すれ違う直前、男はゼロさんに肩をぶつけてきた。
(あぁ、早速こんなベタな展開に引っかかるなんて! なんで避けないの!)
そう思ったが、彼は予想外の行動を取った。
「痛っ…」
「痛ってぇぇぇ! おい! おっさん! どこに目つけて歩いてんだ!? あ?」
「おいおい! ご主人様が怪我しちまったじゃねぇか! どう責任取ってくれんだ、おっさん!
骨折れてるんじゃないっすか?」
(お前らが絡むんかーーーい!!)
自分がやろうとしていた事を先にやられた男はすぐに体勢を立て直し絡んできた。
「んだと? ガキ! てめぇが避けねぇからだろ! 怪我したのはこっちの方だ!」
「ナマ言ってんじゃねぇぞ、ゴラ! 礼儀ってモン知らねぇのか!? その年まで何して生きてきたんだよ!」
「そーだ!取りあえず土下座しろや!頭が高いんだよ!」
フェリスもノリノリで男にガンを飛ばす。勘弁してくれ。なんでコイツら慣れてんだ?
「おいおい、ガキ。俺の連れに難癖着けてんじゃねぇぞ!詫びに女と持ってるもん全部置いてけ!」
数人の男が私たちを囲む。まぁそうですよね。
「あぁ?! 大の大人が寄って集って子ども虐めてんじゃねぇよ!? そんなんだからずっと底辺這いつくばってるってわかんねぇのか?」
「んだと、ゴラァ!」「おい! このガキ殺せ!」
そう叫んで武器を抜く男達。 ゼロさんがメチャクチャ楽しそうです。
まず掴み掛かってきた男の腕をゼロさんは小太刀で切り落とした。
「ぎゃあああああ!!」
「殺すだぁ? それはこっちのセリフなんだよ… こっちは観光で来てるってのに。
この国に詳しいヤツから、絡まれたら取りあえず殺せって言われたんだ。
こっちじゃこれが挨拶なんだろ?あ?」
(言ってないよ!)
「ゼロさん! アレナに入った瞬間敵作ってどうするんです!?」
「え?! こんな感じでいくのが一番手っ取り早いんじゃないの?」
「早くフェリスさん止めてください! 笑いながら自分よりずっと大きい男にマウント取ってますよ!」
ゼロは想像と違ったのか凄くショックを受けた顔をしている。この国を何だと思っているんだ。

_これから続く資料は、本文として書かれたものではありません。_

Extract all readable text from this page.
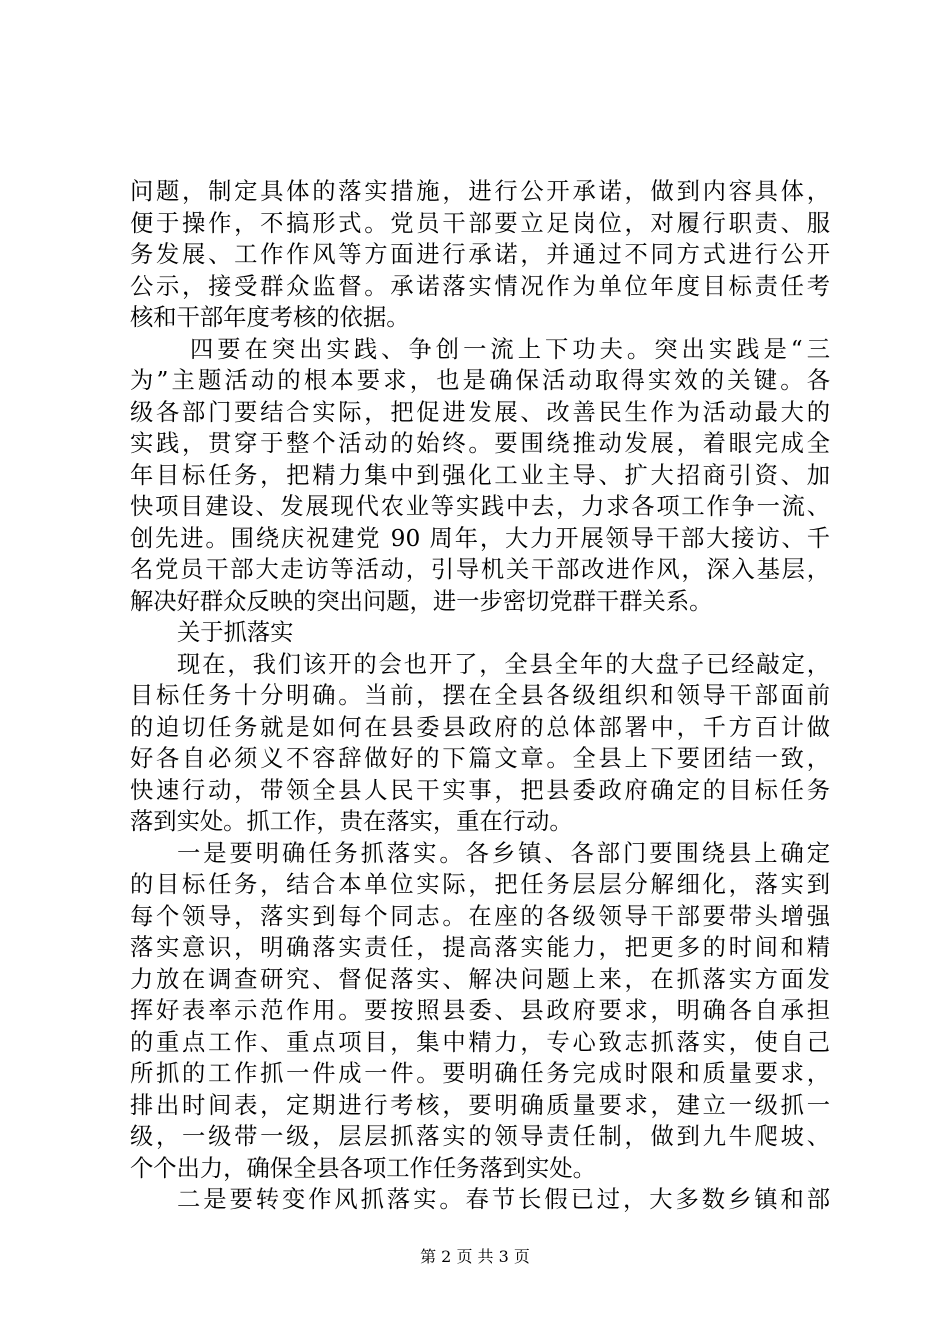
问题，制定具体的落实措施，进行公开承诺，做到内容具体，
便于操作，不搞形式。党员干部要立足岗位，对履行职责、服
务发展、工作作风等方面进行承诺，并通过不同方式进行公开
公示，接受群众监督。承诺落实情况作为单位年度目标责任考
核和干部年度考核的依据。
四要在突出实践、争创一流上下功夫。突出实践是“三
为”主题活动的根本要求，也是确保活动取得实效的关键。各
级各部门要结合实际，把促进发展、改善民生作为活动最大的
实践，贯穿于整个活动的始终。要围绕推动发展，着眼完成全
年目标任务，把精力集中到强化工业主导、扩大招商引资、加
快项目建设、发展现代农业等实践中去，力求各项工作争一流、
创先进。围绕庆祝建党 90 周年，大力开展领导干部大接访、千
名党员干部大走访等活动，引导机关干部改进作风，深入基层，
解决好群众反映的突出问题，进一步密切党群干群关系。
关于抓落实
现在，我们该开的会也开了，全县全年的大盘子已经敲定，
目标任务十分明确。当前，摆在全县各级组织和领导干部面前
的迫切任务就是如何在县委县政府的总体部署中，千方百计做
好各自必须义不容辞做好的下篇文章。全县上下要团结一致，
快速行动，带领全县人民干实事，把县委政府确定的目标任务
落到实处。抓工作，贵在落实，重在行动。
一是要明确任务抓落实。各乡镇、各部门要围绕县上确定
的目标任务，结合本单位实际，把任务层层分解细化，落实到
每个领导，落实到每个同志。在座的各级领导干部要带头增强
落实意识，明确落实责任，提高落实能力，把更多的时间和精
力放在调查研究、督促落实、解决问题上来，在抓落实方面发
挥好表率示范作用。要按照县委、县政府要求，明确各自承担
的重点工作、重点项目，集中精力，专心致志抓落实，使自己
所抓的工作抓一件成一件。要明确任务完成时限和质量要求，
排出时间表，定期进行考核，要明确质量要求，建立一级抓一
级，一级带一级，层层抓落实的领导责任制，做到九牛爬坡、
个个出力，确保全县各项工作任务落到实处。
二是要转变作风抓落实。春节长假已过，大多数乡镇和部
第 2 页 共 3 页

「フェリスー。 怒られちゃったよー。 正当防衛なのになー」
「えー? やめるんですか? おい、おっさん! 逃げようとしてんじゃないですよ」
そう言って、最初に絡んできたなんだかんだ無傷の男を足蹴にするフェリス。
「よし! ガイドもゲットしたぜ! 幸先がいいな!」
(こいつら、悪い意味で適応し過ぎだ!)
私は遠い目で街を見た。
(あぁ、この人はこの国を良くする救世主じゃない… この街の悪人を狩り尽くす死神だ…
まぁ、悪人ならいいの…か?
そう!これは国をよくする為なの! 今悪い人も彼らを見れば更生してくれるわ!
あれ?やってることヘイアスとそんな変わらない?)
こうして、荒れ果てたアレナ共和国を他国より優れた国民に優しい国に作り替えた伝説の冒険者がこの街に入ったのだった。